Open-EO / openeo-processes

Interoperable processes for openEO's big Earth observation cloud processing.
https://processes.openeo.org
Apache License 2.0
48 stars 15 forks source link

Allow `udf` in `run_udf` to be array of strings #374

Open soxofaan opened 2 years ago

soxofaan commented 2 years ago

https://github.com/Open-EO/openeo-processes/blob/d0ce91fcd347360b907ea2d9589d7564a2c1e1e3/run_udf.json#L30-L51

In all practical use cases of run_udf I've seen, the udf code is provided as an inline string (not as URL or file path). Putting the UDF code as a single one-line string with newlines enced as \n is however horrible for version control (when the process graph is stored in a repository, which we often do).

Feature request: allow the udf code also to be an array of strings (one string per line of code), which is a lot friendlier for version control tools. (Note that this is the JSON encoding approach used by jupyter notebooks)

m-mohr commented 2 years ago

Hmm, I'm not sure about this. We also experiment with use cases (in R) where we may need to pass multiple UDF files (i.e. multiple file paths or uris) and then we run into ambiguities as an array of strings could be anything and we don't have a good pattern anymore to distinguish them.

That the file path is rarely used is IMHO not a good argument yet as user workspaces are simply not supported by back-ends yet and as such file-path can't be used although peoply may want to use it.

soxofaan commented 2 years ago

we may need to pass multiple UDF files (i.e. multiple file paths or uris) and then we run into ambiguities as an array of strings could be anything and we don't have a good pattern anymore to distinguish them.

Interesting. But if you want to pass multiple "files", you probably want to encode this as a mapping (filename -> contents) instead of just an array, because these files probably want to refer to each other (e.g. based on a filename).

That the file path is rarely used is IMHO not a good argument yet as user workspaces are simply not supported by back-ends yet and as such file-path can't be used although peoply may want to use it.

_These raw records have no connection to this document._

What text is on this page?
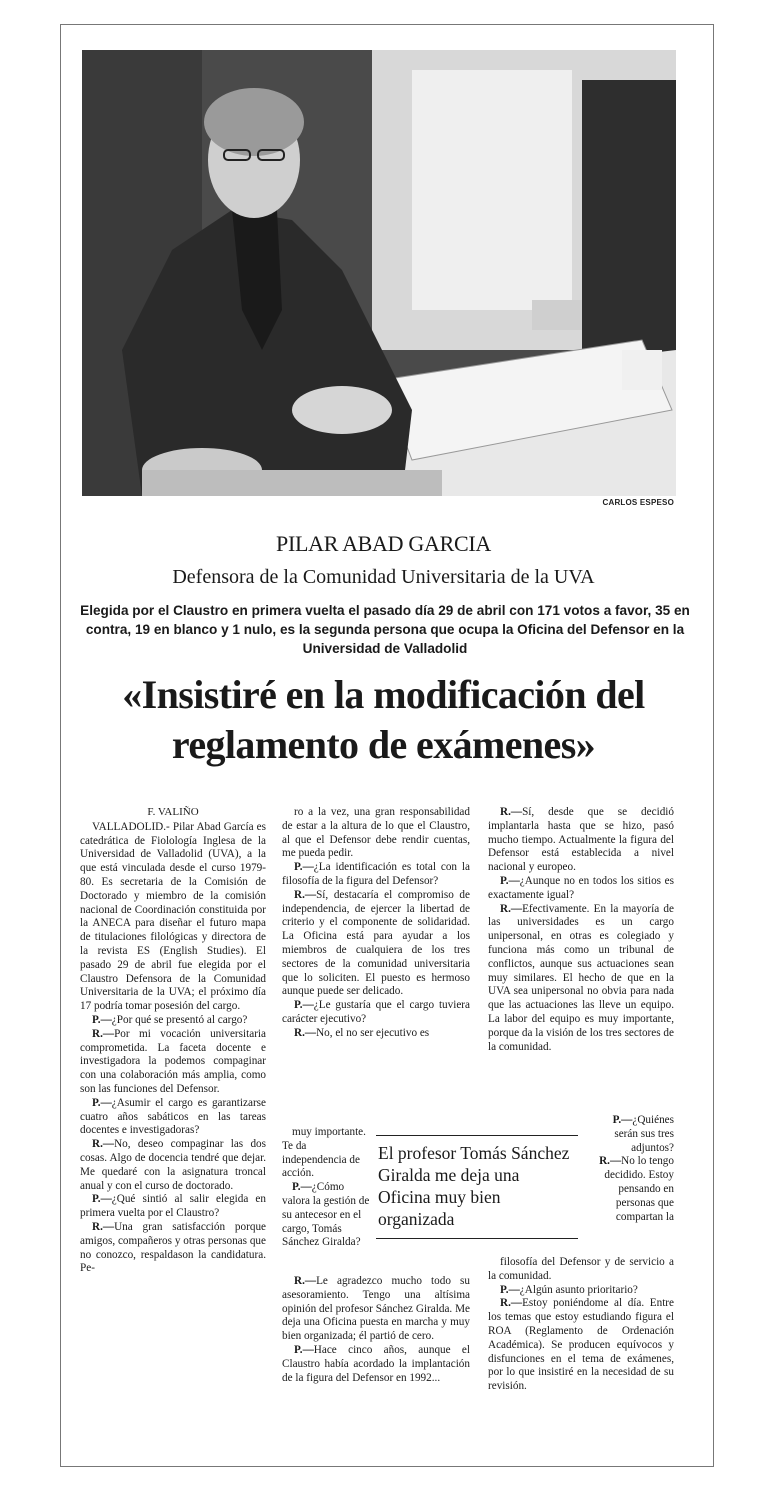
CARLOS ESPESO
PILAR ABAD GARCIA
Defensora de la Comunidad Universitaria de la UVA
Elegida por el Claustro en primera vuelta el pasado día 29 de abril con 171 votos a favor, 35 en contra, 19 en blanco y 1 nulo, es la segunda persona que ocupa la Oficina del Defensor en la Universidad de Valladolid
«Insistiré en la modificación del reglamento de exámenes»

F. VALIÑO

VALLADOLID.- Pilar Abad García es catedrática de Fiolología Inglesa de la Universidad de Valladolid (UVA), a la que está vinculada desde el curso 1979-80. Es secretaria de la Comisión de Doctorado y miembro de la comisión nacional de Coordinación constituida por la ANECA para diseñar el futuro mapa de titulaciones filológicas y directora de la revista ES (English Studies). El pasado 29 de abril fue elegida por el Claustro Defensora de la Comunidad Universitaria de la UVA; el próximo día 17 podría tomar posesión del cargo.

P.—¿Por qué se presentó al cargo?

R.—Por mi vocación universitaria comprometida. La faceta docente e investigadora la podemos compaginar con una colaboración más amplia, como son las funciones del Defensor.

P.—¿Asumir el cargo es garantizarse cuatro años sabáticos en las tareas docentes e investigadoras?

R.—No, deseo compaginar las dos cosas. Algo de docencia tendré que dejar. Me quedaré con la asignatura troncal anual y con el curso de doctorado.

P.—¿Qué sintió al salir elegida en primera vuelta por el Claustro?

R.—Una gran satisfacción porque amigos, compañeros y otras personas que no conozco, respaldason la candidatura. Pe-

ro a la vez, una gran responsabilidad de estar a la altura de lo que el Claustro, al que el Defensor debe rendir cuentas, me pueda pedir.

P.—¿La identificación es total con la filosofía de la figura del Defensor?

R.—Sí, destacaría el compromiso de independencia, de ejercer la libertad de criterio y el componente de solidaridad. La Oficina está para ayudar a los miembros de cualquiera de los tres sectores de la comunidad universitaria que lo soliciten. El puesto es hermoso aunque puede ser delicado.

P.—¿Le gustaría que el cargo tuviera carácter ejecutivo?

R.—No, el no ser ejecutivo es

muy importante. Te da independencia de acción.

P.—¿Cómo valora la gestión de su antecesor en el cargo, Tomás Sánchez Giralda?

R.—Le agradezco mucho todo su asesoramiento. Tengo una altísima opinión del profesor Sánchez Giralda. Me deja una Oficina puesta en marcha y muy bien organizada; él partió de cero.

P.—Hace cinco años, aunque el Claustro había acordado la implantación de la figura del Defensor en 1992...

El profesor Tomás Sánchez Giralda me deja una Oficina muy bien organizada

R.—Sí, desde que se decidió implantarla hasta que se hizo, pasó mucho tiempo. Actualmente la figura del Defensor está establecida a nivel nacional y europeo.

P.—¿Aunque no en todos los sitios es exactamente igual?

R.—Efectivamente. En la mayoría de las universidades es un cargo unipersonal, en otras es colegiado y funciona más como un tribunal de conflictos, aunque sus actuaciones sean muy similares. El hecho de que en la UVA sea unipersonal no obvia para nada que las actuaciones las lleve un equipo. La labor del equipo es muy importante, porque da la visión de los tres sectores de la comunidad.

P.—¿Quiénes serán sus tres adjuntos?

R.—No lo tengo decidido. Estoy pensando en personas que compartan la

filosofía del Defensor y de servicio a la comunidad.

P.—¿Algún asunto prioritario?

R.—Estoy poniéndome al día. Entre los temas que estoy estudiando figura el ROA (Reglamento de Ordenación Académica). Se producen equívocos y disfunciones en el tema de exámenes, por lo que insistiré en la necesidad de su revisión.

The problem with file path or URL is that you add a dependency to an external resource that might change unannounced, disappear, cause permission issues ... . Having your UDF fully embedded within your process graph is a good thing if you want to make it completely self-contained.

m-mohr commented 2 years ago

Interesting. But if you want to pass multiple "files", you probably want to encode this as a mapping (filename -> contents) instead of just an array, because these files probably want to refer to each other (e.g. based on a filename).

For file paths this is not required, you have the filename/path directly available and can load the content from it. For your use case, you'd indeed want to encode it in an object or an array of objects rather than in an array of strings, I assume.

It just gives you a bit more structure for complex UDFs instead of squashing everything into one file (and some languages are relatively strict what they allow in a file, think Java with one class per File or C++ with h and cpp files, if you think about the future).

The problem with file path or URL is that you add a dependency to an external resource that might change unannounced, disappear, cause permission issues ... . Having your UDF fully embedded within your process graph is a good thing if you want to make it completely self-contained.

Agreed for URLs, but I'd sincerly hope that this doesn't occur for my user workspace at the back-end. And I personally, would prefer to not have the UDF available as a file as for me it is easier to just up- and download files. But that's a matter of taste, indeed.

soxofaan commented 2 years ago

I'd like to raise the importance of this feature request for version control friendly inline UDFs (e.g. as list of strings)

I just introduced a bug in an internal project because I could not properly review the diff of the UDF code. Luckily the unit tests caught some side effect in my case, but in general this is pretty bad for the developer experience.